The section discusses the advancements in multi-task learning for neural operators, specifically through the introduction of the MT-DeepONet framework, which enhances the capabilities of traditional DeepONet models. Neural operators are designed to learn nonlinear mappings between functional spaces, particularly for complex parametric partial differential equations (PDEs). The MT-DeepONet allows for concurrent training on multiple functions and geometries, improving the model’s ability to generalize across varied parametric conditions. This is achieved by modifying the branch network to accommodate different source terms and geometries, thereby facilitating the learning of diverse physical systems in a single training cycle.

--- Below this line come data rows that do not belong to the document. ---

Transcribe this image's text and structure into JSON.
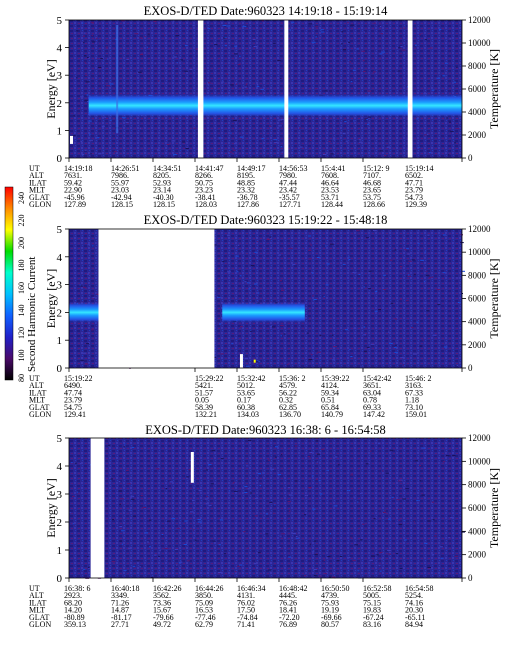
{
  "colors": {
    "background": "#ffffff",
    "noise_dark": "#1f1a80",
    "noise_mid": "#2e2aa0",
    "band_core": "#35e6ff",
    "band_inner": "#1a9cff",
    "band_outer": "#2456e8",
    "gap": "#ffffff"
  },
  "colorbar": {
    "label": "Second Harmonic Current",
    "ticks": [
      "240",
      "220",
      "200",
      "180",
      "160",
      "140",
      "120",
      "100",
      "80"
    ],
    "stops": [
      "#ff0000",
      "#ff8a00",
      "#ffff00",
      "#00dd00",
      "#00ffcc",
      "#00c0ff",
      "#1060ff",
      "#2020c8",
      "#4a0a6a",
      "#000000"
    ]
  },
  "ephemeris_labels": [
    "UT",
    "ALT",
    "ILAT",
    "MLT",
    "GLAT",
    "GLON"
  ],
  "chart_data": [
    {
      "type": "heatmap",
      "title": "EXOS-D/TED",
      "date": "Date:960323",
      "time_range": "14:19:18 - 15:19:14",
      "ylabel": "Energy [eV]",
      "ylabel_right": "Temperature [K]",
      "y_ticks": [
        "0",
        "1",
        "2",
        "3",
        "4",
        "5"
      ],
      "ylim": [
        0,
        5
      ],
      "y_right_ticks": [
        "0",
        "2000",
        "4000",
        "6000",
        "8000",
        "10000",
        "12000"
      ],
      "y_right_lim": [
        0,
        12000
      ],
      "band_center_ev": 1.9,
      "band_width_ev": 0.8,
      "band_span": [
        0.05,
        1.0
      ],
      "gaps": [
        [
          0.328,
          0.342
        ],
        [
          0.548,
          0.558
        ],
        [
          0.862,
          0.874
        ]
      ],
      "table": {
        "UT": [
          "14:19:18",
          "14:26:51",
          "14:34:51",
          "14:41:47",
          "14:49:17",
          "14:56:53",
          "15:4:41",
          "15:12: 9",
          "15:19:14"
        ],
        "ALT": [
          "7631.",
          "7986.",
          "8205.",
          "8266.",
          "8195.",
          "7980.",
          "7608.",
          "7107.",
          "6502."
        ],
        "ILAT": [
          "59.42",
          "55.97",
          "52.93",
          "50.75",
          "48.85",
          "47.44",
          "46.64",
          "46.68",
          "47.71"
        ],
        "MLT": [
          "22.90",
          "23.03",
          "23.14",
          "23.23",
          "23.32",
          "23.42",
          "23.53",
          "23.65",
          "23.79"
        ],
        "GLAT": [
          "-45.96",
          "-42.94",
          "-40.30",
          "-38.41",
          "-36.78",
          "-35.57",
          "53.71",
          "53.75",
          "54.73"
        ],
        "GLON": [
          "127.89",
          "128.15",
          "128.15",
          "128.03",
          "127.86",
          "127.71",
          "128.44",
          "128.66",
          "129.39"
        ]
      }
    },
    {
      "type": "heatmap",
      "title": "EXOS-D/TED",
      "date": "Date:960323",
      "time_range": "15:19:22 - 15:48:18",
      "ylabel": "Energy [eV]",
      "ylabel_right": "Temperature [K]",
      "y_ticks": [
        "0",
        "1",
        "2",
        "3",
        "4",
        "5"
      ],
      "ylim": [
        0,
        5
      ],
      "y_right_ticks": [
        "0",
        "2000",
        "4000",
        "6000",
        "8000",
        "10000",
        "12000"
      ],
      "y_right_lim": [
        0,
        12000
      ],
      "band_center_ev": 2.0,
      "band_width_ev": 0.7,
      "band_segments": [
        [
          0.0,
          0.075
        ],
        [
          0.39,
          0.6
        ]
      ],
      "gaps": [
        [
          0.075,
          0.37
        ]
      ],
      "table": {
        "UT": [
          "15:19:22",
          "",
          "",
          "15:29:22",
          "15:32:42",
          "15:36: 2",
          "15:39:22",
          "15:42:42",
          "15:46: 2"
        ],
        "ALT": [
          "6490.",
          "",
          "",
          "5421.",
          "5012.",
          "4579.",
          "4124.",
          "3651.",
          "3163."
        ],
        "ILAT": [
          "47.74",
          "",
          "",
          "51.57",
          "53.65",
          "56.22",
          "59.34",
          "63.04",
          "67.33"
        ],
        "MLT": [
          "23.79",
          "",
          "",
          "0.05",
          "0.17",
          "0.32",
          "0.51",
          "0.78",
          "1.18"
        ],
        "GLAT": [
          "54.75",
          "",
          "",
          "58.39",
          "60.38",
          "62.85",
          "65.84",
          "69.33",
          "73.10"
        ],
        "GLON": [
          "129.41",
          "",
          "",
          "132.21",
          "134.03",
          "136.70",
          "140.79",
          "147.42",
          "159.01"
        ]
      }
    },
    {
      "type": "heatmap",
      "title": "EXOS-D/TED",
      "date": "Date:960323",
      "time_range": "16:38: 6 - 16:54:58",
      "ylabel": "Energy [eV]",
      "ylabel_right": "Temperature [K]",
      "y_ticks": [
        "0",
        "1",
        "2",
        "3",
        "4",
        "5"
      ],
      "ylim": [
        0,
        5
      ],
      "y_right_ticks": [
        "0",
        "2000",
        "4000",
        "6000",
        "8000",
        "10000",
        "12000"
      ],
      "y_right_lim": [
        0,
        12000
      ],
      "gaps": [
        [
          0.055,
          0.09
        ]
      ],
      "table": {
        "UT": [
          "16:38: 6",
          "16:40:18",
          "16:42:26",
          "16:44:26",
          "16:46:34",
          "16:48:42",
          "16:50:50",
          "16:52:58",
          "16:54:58"
        ],
        "ALT": [
          "2923.",
          "3349.",
          "3562.",
          "3850.",
          "4131.",
          "4445.",
          "4739.",
          "5005.",
          "5254."
        ],
        "ILAT": [
          "68.20",
          "71.26",
          "73.36",
          "75.09",
          "76.02",
          "76.26",
          "75.93",
          "75.15",
          "74.16"
        ],
        "MLT": [
          "14.20",
          "14.87",
          "15.67",
          "16.53",
          "17.50",
          "18.41",
          "19.19",
          "19.83",
          "20.30"
        ],
        "GLAT": [
          "-80.89",
          "-81.17",
          "-79.66",
          "-77.46",
          "-74.84",
          "-72.20",
          "-69.66",
          "-67.24",
          "-65.11"
        ],
        "GLON": [
          "359.13",
          "27.71",
          "49.72",
          "62.79",
          "71.41",
          "76.89",
          "80.57",
          "83.16",
          "84.94"
        ]
      }
    }
  ]
}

The architecture of MT-DeepONet builds upon the standard DeepONet, which consists of a branch network that encodes input functions and a trunk network that evaluates the solution operator at specified spatio-temporal coordinates. The framework employs a binary masking technique to ensure that solutions are confined within the geometrical boundaries of the problem domain. The effectiveness of MT-DeepONet is demonstrated through various numerical examples, including the Fisher equation and Darcy flow problems, showcasing its ability to learn and predict solutions across multiple geometries and initial conditions. The results indicate that while multi-task learning can enhance generalization, careful consideration is required to avoid negative transfer effects when combining unrelated tasks. Overall, the MT-DeepONet framework represents a significant step forward in the application of neural operators for solving complex PDEs across diverse scenarios.